From 1991 through 2015, drug makers paid $35.7 billion to settle federal and state civil and criminal charges of fraudulent practices, according to a recent analysis by Public Citizen, the consumer advocacy group. Bristol-Myers, in fact, paid $515 million in 2007 as part of a deal with the feds in response to separate whistleblower lawsuits filed against the company.

In recent years, however, the pharmaceutical industry has argued such violations have dwindled in response to the many settlements. These often required companies to sign documents known as corporate integrity agreements that stipulate drug makers must adopt new procedures and executives take added responsibility for infractions.

The Public Citizen report noted, in fact, that pharmaceutical companies paid approximately $2.8 billion to settle various federal and state charges in 2014 and 2015, compared with $9.9 billion during 2012 and 2013. The most recent payments also amounted to the lowest two-year total since 2004 and 2005, according to its analysis.

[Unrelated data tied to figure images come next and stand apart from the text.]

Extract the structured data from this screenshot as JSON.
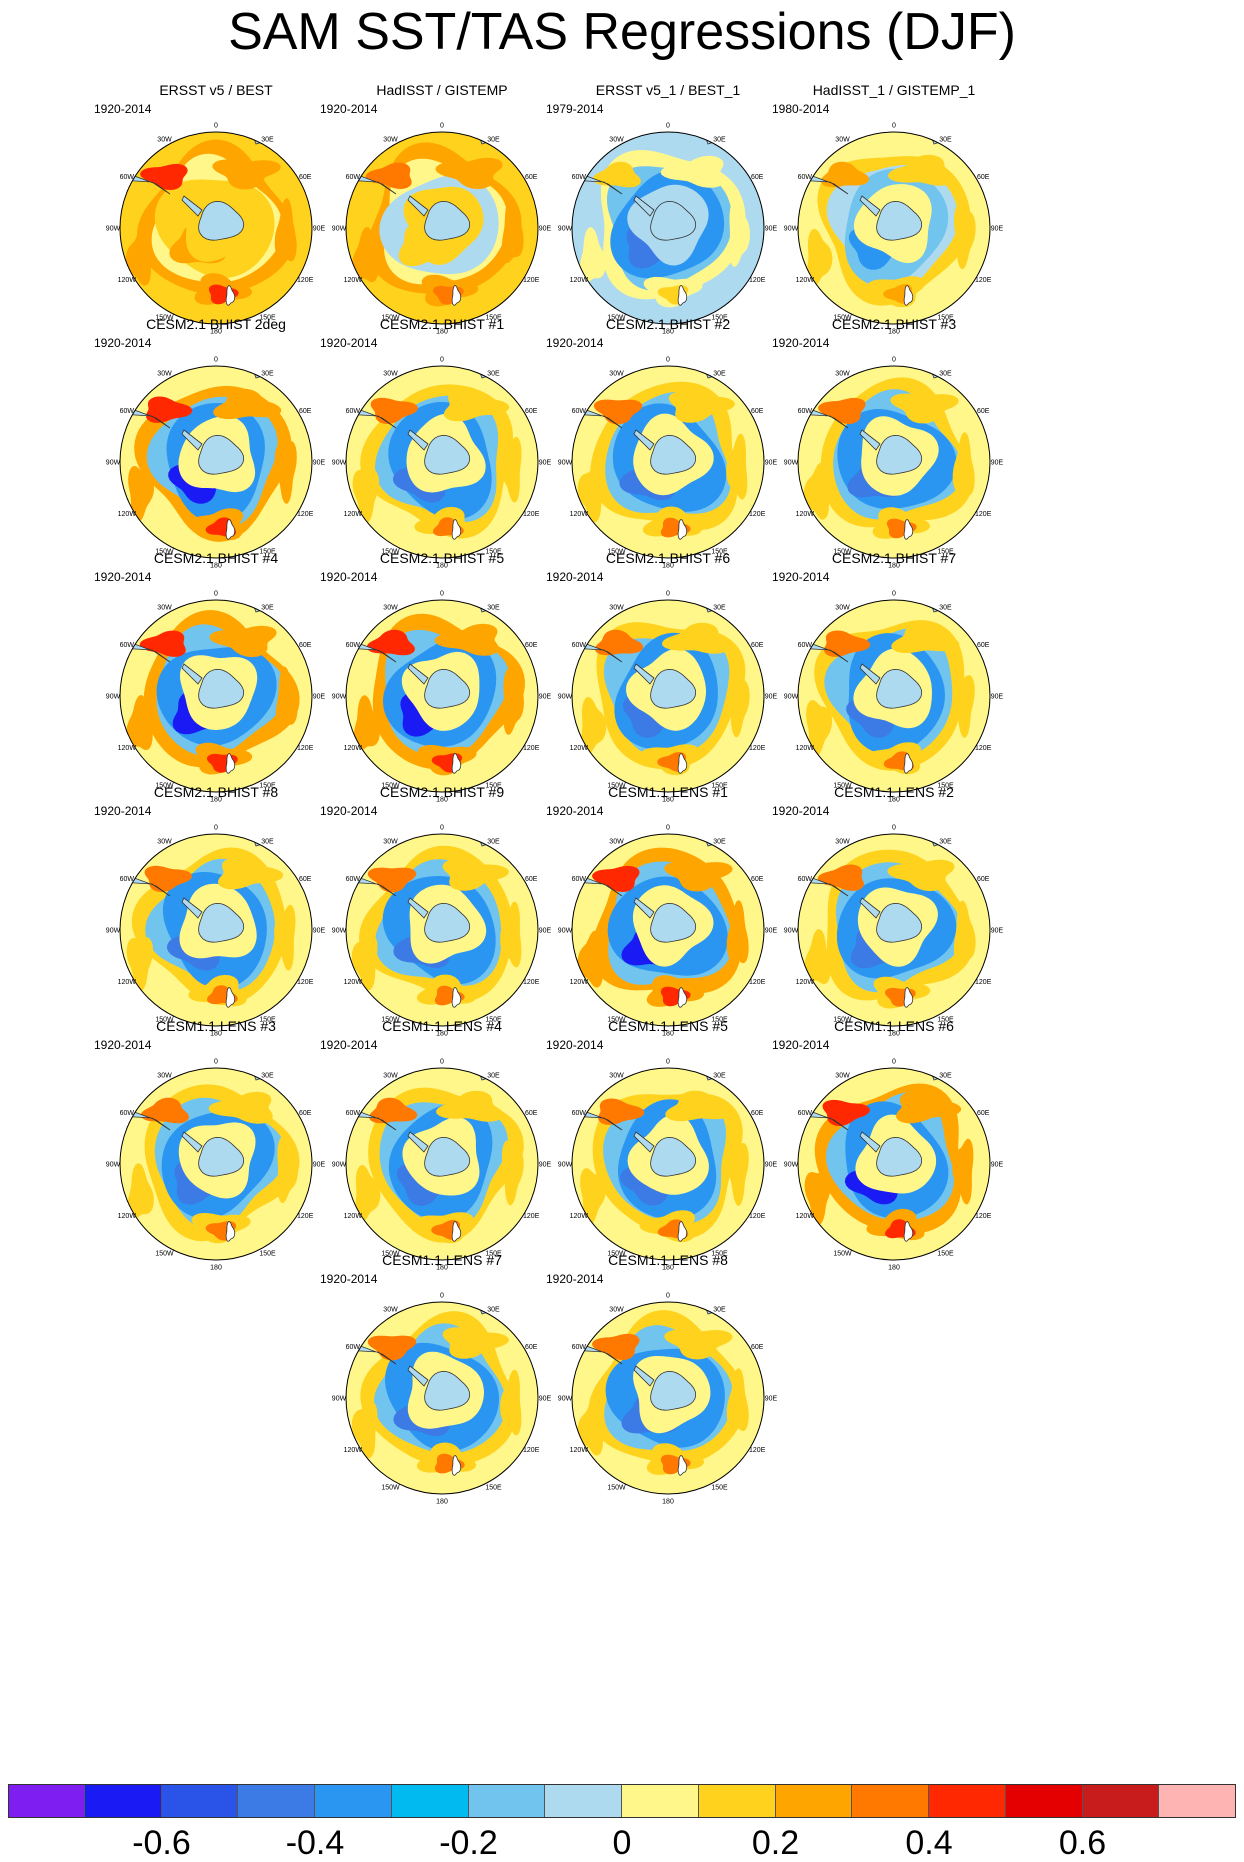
{
  "title": "SAM SST/TAS Regressions (DJF)",
  "longitude_labels": [
    "0",
    "30E",
    "60E",
    "90E",
    "120E",
    "150E",
    "180",
    "150W",
    "120W",
    "90W",
    "60W",
    "30W"
  ],
  "panels": [
    {
      "title": "ERSST v5 / BEST",
      "period": "1920-2014",
      "style": "obs_warm"
    },
    {
      "title": "HadISST / GISTEMP",
      "period": "1920-2014",
      "style": "obs_warm2"
    },
    {
      "title": "ERSST v5_1 / BEST_1",
      "period": "1979-2014",
      "style": "obs_cool"
    },
    {
      "title": "HadISST_1 / GISTEMP_1",
      "period": "1980-2014",
      "style": "obs_mixed"
    },
    {
      "title": "CESM2.1 BHIST 2deg",
      "period": "1920-2014",
      "style": "model_strong"
    },
    {
      "title": "CESM2.1 BHIST #1",
      "period": "1920-2014",
      "style": "model"
    },
    {
      "title": "CESM2.1 BHIST #2",
      "period": "1920-2014",
      "style": "model"
    },
    {
      "title": "CESM2.1 BHIST #3",
      "period": "1920-2014",
      "style": "model"
    },
    {
      "title": "CESM2.1 BHIST #4",
      "period": "1920-2014",
      "style": "model_strong"
    },
    {
      "title": "CESM2.1 BHIST #5",
      "period": "1920-2014",
      "style": "model_strong"
    },
    {
      "title": "CESM2.1 BHIST #6",
      "period": "1920-2014",
      "style": "model"
    },
    {
      "title": "CESM2.1 BHIST #7",
      "period": "1920-2014",
      "style": "model"
    },
    {
      "title": "CESM2.1 BHIST #8",
      "period": "1920-2014",
      "style": "model"
    },
    {
      "title": "CESM2.1 BHIST #9",
      "period": "1920-2014",
      "style": "model"
    },
    {
      "title": "CESM1.1 LENS #1",
      "period": "1920-2014",
      "style": "model_strong"
    },
    {
      "title": "CESM1.1 LENS #2",
      "period": "1920-2014",
      "style": "model"
    },
    {
      "title": "CESM1.1 LENS #3",
      "period": "1920-2014",
      "style": "model"
    },
    {
      "title": "CESM1.1 LENS #4",
      "period": "1920-2014",
      "style": "model"
    },
    {
      "title": "CESM1.1 LENS #5",
      "period": "1920-2014",
      "style": "model"
    },
    {
      "title": "CESM1.1 LENS #6",
      "period": "1920-2014",
      "style": "model_strong"
    },
    {
      "title": "CESM1.1 LENS #7",
      "period": "1920-2014",
      "style": "model"
    },
    {
      "title": "CESM1.1 LENS #8",
      "period": "1920-2014",
      "style": "model"
    }
  ],
  "colorbar": {
    "colors": [
      "#7f1ef0",
      "#1a1af5",
      "#2a54e8",
      "#3c7ae6",
      "#2b96f2",
      "#00baf0",
      "#70c4ee",
      "#aedaf0",
      "#fff78a",
      "#ffd21e",
      "#ffa500",
      "#ff7800",
      "#ff2800",
      "#e40000",
      "#c81b1b",
      "#ffb4b4"
    ],
    "tick_labels": [
      "-0.6",
      "-0.4",
      "-0.2",
      "0",
      "0.2",
      "0.4",
      "0.6"
    ],
    "tick_boundary_index": [
      2,
      4,
      6,
      8,
      10,
      12,
      14
    ]
  }
}
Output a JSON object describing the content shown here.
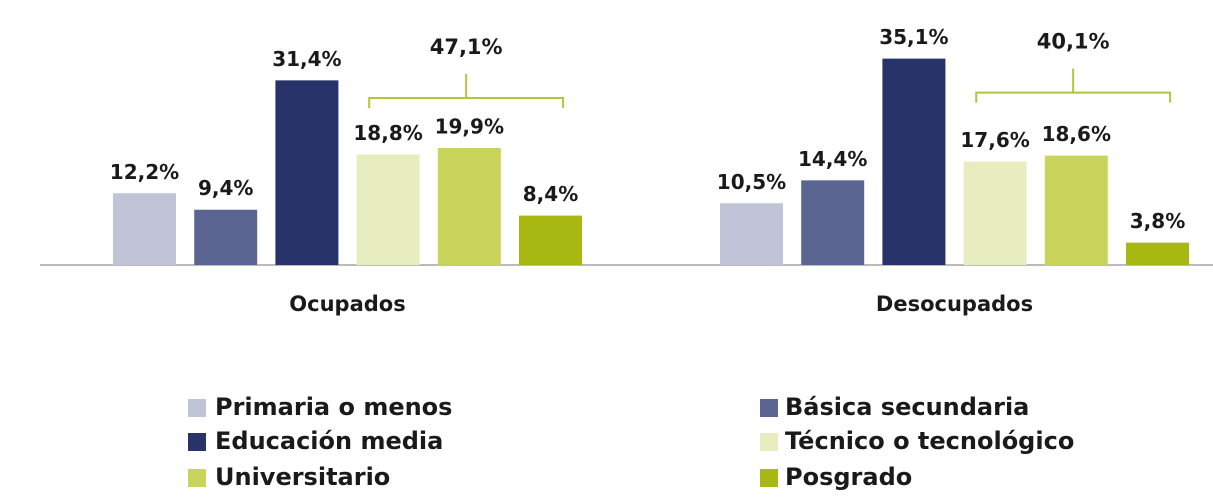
{
  "chart_data": {
    "type": "bar",
    "categories": [
      "Ocupados",
      "Desocupados"
    ],
    "series": [
      {
        "name": "Primaria o menos",
        "color": "#c0c4d6",
        "values": [
          12.2,
          10.5
        ],
        "value_labels": [
          "12,2%",
          "10,5%"
        ]
      },
      {
        "name": "Básica secundaria",
        "color": "#5a6591",
        "values": [
          9.4,
          14.4
        ],
        "value_labels": [
          "9,4%",
          "14,4%"
        ]
      },
      {
        "name": "Educación media",
        "color": "#283469",
        "values": [
          31.4,
          35.1
        ],
        "value_labels": [
          "31,4%",
          "35,1%"
        ]
      },
      {
        "name": "Técnico o tecnológico",
        "color": "#e8edc0",
        "values": [
          18.8,
          17.6
        ],
        "value_labels": [
          "18,8%",
          "17,6%"
        ]
      },
      {
        "name": "Universitario",
        "color": "#c8d45a",
        "values": [
          19.9,
          18.6
        ],
        "value_labels": [
          "19,9%",
          "18,6%"
        ]
      },
      {
        "name": "Posgrado",
        "color": "#a8b812",
        "values": [
          8.4,
          3.8
        ],
        "value_labels": [
          "8,4%",
          "3,8%"
        ]
      }
    ],
    "annotations": [
      "47,1%",
      "40,1%"
    ],
    "annotation_color": "#b5c43a"
  }
}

Nonetheless, some companies continue to run afoul of the feds. Last month, two former sales employees at Insys Therapeutics were indicted for allegedly paying doctors to participate in sham educational programs designed to boost prescriptions of Subsys, an addictive opioid painkiller. Their alleged scheme took place from October 2013 through June 2015.

And later this year, Novartis is scheduled to go on trial for allegedly using illegal tactics to persuade doctors to write prescriptions for some of its medicines. The drug maker already settled a separate case last fall for $390 million. In both instances, the feds charged the company ultimately caused government health care programs to overpay for Novartis drugs.